In juli 2008 brandde de brand van 2008 in de Universal Studios een magazijn af vol met Universal Music Group-opnamemasters, waaronder veel albums en nummers die door Chess waren uitgebracht. Deze masters, van artiesten als Chuck Berry, waren “onbetaalbaar” en onvervangbaar; terwijl UMG destijds beweerde kopieën te hebben, werd dit in latere berichtgeving in twijfel getrokken, waarbij bleek dat de masters waren vernietigd.

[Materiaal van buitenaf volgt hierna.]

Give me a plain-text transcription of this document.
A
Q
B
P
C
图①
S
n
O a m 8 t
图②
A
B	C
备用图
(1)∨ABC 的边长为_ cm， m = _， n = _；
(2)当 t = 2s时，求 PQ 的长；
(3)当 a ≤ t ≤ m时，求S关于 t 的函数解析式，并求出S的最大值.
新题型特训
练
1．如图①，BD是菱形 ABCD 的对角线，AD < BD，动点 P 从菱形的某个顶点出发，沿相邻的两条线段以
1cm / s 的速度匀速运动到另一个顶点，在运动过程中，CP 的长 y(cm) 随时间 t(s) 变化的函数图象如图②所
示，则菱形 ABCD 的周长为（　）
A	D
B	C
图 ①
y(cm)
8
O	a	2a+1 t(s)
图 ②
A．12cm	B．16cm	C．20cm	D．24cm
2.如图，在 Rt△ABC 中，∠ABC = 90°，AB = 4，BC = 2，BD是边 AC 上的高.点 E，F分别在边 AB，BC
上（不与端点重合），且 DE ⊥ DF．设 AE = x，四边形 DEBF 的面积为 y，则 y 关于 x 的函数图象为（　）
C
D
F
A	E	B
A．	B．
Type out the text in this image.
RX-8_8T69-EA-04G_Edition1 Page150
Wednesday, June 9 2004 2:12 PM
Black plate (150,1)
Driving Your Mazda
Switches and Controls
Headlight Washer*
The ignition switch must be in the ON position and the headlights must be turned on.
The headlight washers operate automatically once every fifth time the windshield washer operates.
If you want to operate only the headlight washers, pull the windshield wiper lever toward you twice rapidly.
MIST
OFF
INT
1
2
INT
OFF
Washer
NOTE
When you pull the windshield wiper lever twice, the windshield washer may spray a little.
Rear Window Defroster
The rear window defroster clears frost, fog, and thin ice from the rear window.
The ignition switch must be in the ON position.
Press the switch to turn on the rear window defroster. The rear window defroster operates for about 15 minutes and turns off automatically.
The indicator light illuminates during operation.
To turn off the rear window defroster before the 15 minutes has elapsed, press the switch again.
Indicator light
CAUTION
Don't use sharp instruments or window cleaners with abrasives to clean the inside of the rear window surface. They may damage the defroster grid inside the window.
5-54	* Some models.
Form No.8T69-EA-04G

Chess Records was het onderwerp van twee films die in 2008 werden geproduceerd, Cadillac Records en Who Do You Love?. Naast de Chess broers, bevatten beide films portretten van of personages gebaseerd op Willie Dixon, Muddy Waters, Little Walter, Chuck Berry, Howlin’ Wolf en Etta James. Cadillac Records werd geregisseerd door Darnell Martin en heeft een ensemble cast met onder andere Adrien Brody, Mos Def, Beyoncé Knowles en Jeffrey Wright. Who Do You Love werd geregisseerd door Tony Award winnaar Jerry Zaks en heeft Alessandro Nivola in de hoofdrol die Leonard Chess speelt “als een gecompliceerde, gedreven man, hard voor zowel zijn muzikanten als zijn familie, maar met een echte liefde voor sommige van Amerika’s grootste muziek.” De wereldpremière van deze laatste film was op het Toronto International Film Festival, 11 september 2008.

LogoEdit

Chess Record’s labels en logo vertoonden veel variatie gedurende het bestaan van het bedrijf. Rond de tijd van LP-1482 begon het bedrijf af te stappen van de oude labelstijl, met als eerste stap het opnieuw plaatsen van “CHESS” aan de bovenkant in plaats van aan de linkerkant, met een schaakridder gebruikt als een wapen. Na het gebruik van een blauw en zilver kuif label, werd een aqua en wit “overgang” label gebruikt op LP-1496, met hetzelfde ontwerp dat de standaard zou worden vanaf eind 1965, maar zonder de veelkleurige letters in de labelnaam. De naam “CHESS” stond in blokletters boven het middelste gat met de bovenkant van de letters rood, het midden wit, en de onderkant blauw. Een gestileerd schaakridder-paard logo verscheen aan de rechterkant onder de labelnaam. Kort nadat het bedrijf was overgenomen door GRT, werd het etiket veranderd in oranje met zwarte opdruk. De omtrek van het etiket was blauw met een blauwe streep die horizontaal door het middelste gat liep en boven het logo stond een gestileerd paardenhoofd, van het schaakridderstuk.

Geef een antwoord

Het e-mailadres wordt niet gepubliceerd.